I'm trying to redesign the forms on our web app and run into an issue with inline validation messages. I started with putting the error message in the top right corner above the input and this worked initially, but then I realised on a smaller screen this was causing it to overlap with the label and then jump onto a new line, so I'm now looking at alternatives.

In terms of the UX of inline validation, is it imperative that the error message itself is always shown? When I first started looking at this part of the system, I tried a few options such as putting the validation under the input, in popups etc but they all had their issues:

  • Under the input caused other inputs to move down the form when the error was displayed. This didn't feel very nice?
  • Popovers covered content or again caused things to move
  • Message inline with the label breaks when too small

So what I'm considering now, is to have the input show that its in an error state with the usual red border, and then place an error icon somewhere, but don't show the error message itself all the time.

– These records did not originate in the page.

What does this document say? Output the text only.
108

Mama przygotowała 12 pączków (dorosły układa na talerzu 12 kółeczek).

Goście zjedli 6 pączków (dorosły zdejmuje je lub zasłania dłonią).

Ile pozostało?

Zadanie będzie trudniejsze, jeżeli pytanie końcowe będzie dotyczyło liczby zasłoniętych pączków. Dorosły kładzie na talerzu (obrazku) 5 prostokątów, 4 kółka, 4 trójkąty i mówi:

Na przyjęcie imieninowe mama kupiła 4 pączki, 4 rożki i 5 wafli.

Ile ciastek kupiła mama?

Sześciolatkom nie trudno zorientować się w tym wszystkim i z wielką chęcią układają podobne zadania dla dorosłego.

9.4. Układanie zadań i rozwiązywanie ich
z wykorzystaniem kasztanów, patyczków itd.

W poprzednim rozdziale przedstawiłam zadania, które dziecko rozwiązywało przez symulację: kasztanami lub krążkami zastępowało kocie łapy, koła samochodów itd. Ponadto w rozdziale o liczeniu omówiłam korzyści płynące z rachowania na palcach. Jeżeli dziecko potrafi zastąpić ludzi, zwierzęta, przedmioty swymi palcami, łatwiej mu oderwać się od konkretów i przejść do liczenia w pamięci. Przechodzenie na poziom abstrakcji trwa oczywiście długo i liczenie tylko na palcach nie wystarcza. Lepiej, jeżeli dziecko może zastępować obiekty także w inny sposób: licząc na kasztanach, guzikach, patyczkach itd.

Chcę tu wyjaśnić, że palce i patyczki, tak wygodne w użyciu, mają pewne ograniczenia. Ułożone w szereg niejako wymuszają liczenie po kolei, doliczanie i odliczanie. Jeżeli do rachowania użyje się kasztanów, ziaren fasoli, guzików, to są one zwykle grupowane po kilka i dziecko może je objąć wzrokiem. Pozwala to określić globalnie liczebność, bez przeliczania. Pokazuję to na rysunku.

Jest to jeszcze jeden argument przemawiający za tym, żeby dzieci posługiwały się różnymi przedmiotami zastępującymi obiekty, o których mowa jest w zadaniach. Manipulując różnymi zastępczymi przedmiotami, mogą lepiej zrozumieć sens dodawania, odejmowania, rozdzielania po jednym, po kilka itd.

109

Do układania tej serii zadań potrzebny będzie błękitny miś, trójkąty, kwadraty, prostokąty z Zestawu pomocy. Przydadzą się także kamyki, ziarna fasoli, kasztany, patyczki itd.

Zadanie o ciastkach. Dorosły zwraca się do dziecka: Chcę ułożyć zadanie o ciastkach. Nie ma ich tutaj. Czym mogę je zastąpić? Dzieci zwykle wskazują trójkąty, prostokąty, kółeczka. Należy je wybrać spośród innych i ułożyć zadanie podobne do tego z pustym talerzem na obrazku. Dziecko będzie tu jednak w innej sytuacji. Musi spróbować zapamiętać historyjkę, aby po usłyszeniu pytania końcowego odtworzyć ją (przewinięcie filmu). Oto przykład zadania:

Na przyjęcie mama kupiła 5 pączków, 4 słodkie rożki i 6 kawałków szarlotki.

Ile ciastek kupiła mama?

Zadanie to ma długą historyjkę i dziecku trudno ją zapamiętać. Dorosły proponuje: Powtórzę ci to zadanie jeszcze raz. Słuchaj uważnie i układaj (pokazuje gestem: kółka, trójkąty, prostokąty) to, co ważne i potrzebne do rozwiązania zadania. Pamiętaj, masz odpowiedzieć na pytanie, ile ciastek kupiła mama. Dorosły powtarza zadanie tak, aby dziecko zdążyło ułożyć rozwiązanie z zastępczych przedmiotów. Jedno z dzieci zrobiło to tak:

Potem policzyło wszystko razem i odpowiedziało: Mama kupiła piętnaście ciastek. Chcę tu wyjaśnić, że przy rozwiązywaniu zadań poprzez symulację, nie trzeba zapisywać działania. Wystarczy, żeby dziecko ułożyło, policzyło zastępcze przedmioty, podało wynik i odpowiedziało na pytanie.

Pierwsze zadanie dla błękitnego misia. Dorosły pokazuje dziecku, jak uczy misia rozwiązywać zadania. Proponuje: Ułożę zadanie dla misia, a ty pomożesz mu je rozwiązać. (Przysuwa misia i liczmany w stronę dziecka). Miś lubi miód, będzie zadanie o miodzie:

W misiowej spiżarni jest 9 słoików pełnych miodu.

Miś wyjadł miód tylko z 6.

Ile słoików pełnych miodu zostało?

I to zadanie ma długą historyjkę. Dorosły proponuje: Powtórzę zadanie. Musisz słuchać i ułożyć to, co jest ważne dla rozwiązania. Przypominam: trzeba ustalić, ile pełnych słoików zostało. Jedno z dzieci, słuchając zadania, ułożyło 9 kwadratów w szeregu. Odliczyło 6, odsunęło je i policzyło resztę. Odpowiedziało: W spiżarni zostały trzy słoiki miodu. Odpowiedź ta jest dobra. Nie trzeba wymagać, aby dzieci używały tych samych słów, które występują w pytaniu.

Instead, this would be shown when the user either focuses on the input in question, or hovers over the error icon.

Would this work from a UX stand point, or is it better to have the error visible all the time?

  • Adding the error message underneath the input field is the most common. You should always keep the error next to the associated input field to avoid confusion. – Wanda Sep 14 at 8:45
  • That's what I had originally, but is it alright that the form jumps when it gets displayed? All the inputs shift down to accommodate the space needed, and the only way around that was to increase the space between inputs which just felt like wasted space – PaReeOhNos Sep 14 at 8:58
  • As far as I know it is perfectly acceptable to have content jump because you add a layer of new content, whether thats an expandable panel or an error message that's causing this doesn't matter. You can always prototype this with principle or other tool to see how it feels. I find it not jarring or unusual to have error messages push content down. – Wanda Sep 14 at 9:05
  • Good to know, will experiment with this. Would it be bad practice to also change the error location sometimes? I recently read an article saying people prefer to had error messages to the right of an input, but this isn't really possible when the input is on the edge of a screen so under it would then make sense – PaReeOhNos Sep 14 at 9:10
  • @PaReeOhNos Wanda is correct. Movement is a very good way of getting the attention of the user. In general moving controls are bad because they are distracting, but in this case I think the movement merely acts to draw the attention of the user to the error. – Franchesca Sep 14 at 9:12
up vote 0 down vote accepted

There's a few guidelines you should adhere to when designing error states.

Error messages:

  • Should primarily avoid confusion.
  • Should communicate what is happening.
  • Should describe how the user can fix it.
  • Should be short, but meaningful.
  • Should display at right time and place.
  • Should have right color for the message.

This means you need to connect the error message to the 'offending' input field. It's not enough to show that something is wrong, users also need to know immediately how they can fix the situation. Placing the error message below the input field ensures a clear hierarchy; first the incorrect input, then how to fix it. The rest of your form will 'jump' a bit if you use this type of error message layout, but this serve as an additional cue for the user that something needs his attention.

So what I'm considering now, is to have the input show that its in an error state with the usual red border, and then place an error icon somewhere, but don't show the error message itself all the time. Instead, this would be shown when the user either focuses on the input in question, or hovers over the error icon.

Remember that the hover state doesn't exist on mobile, so you cannot hide crucial information behind it. It's best to just shortly describe the issue and the fix for it right below the input field. This approach will also work on mobile.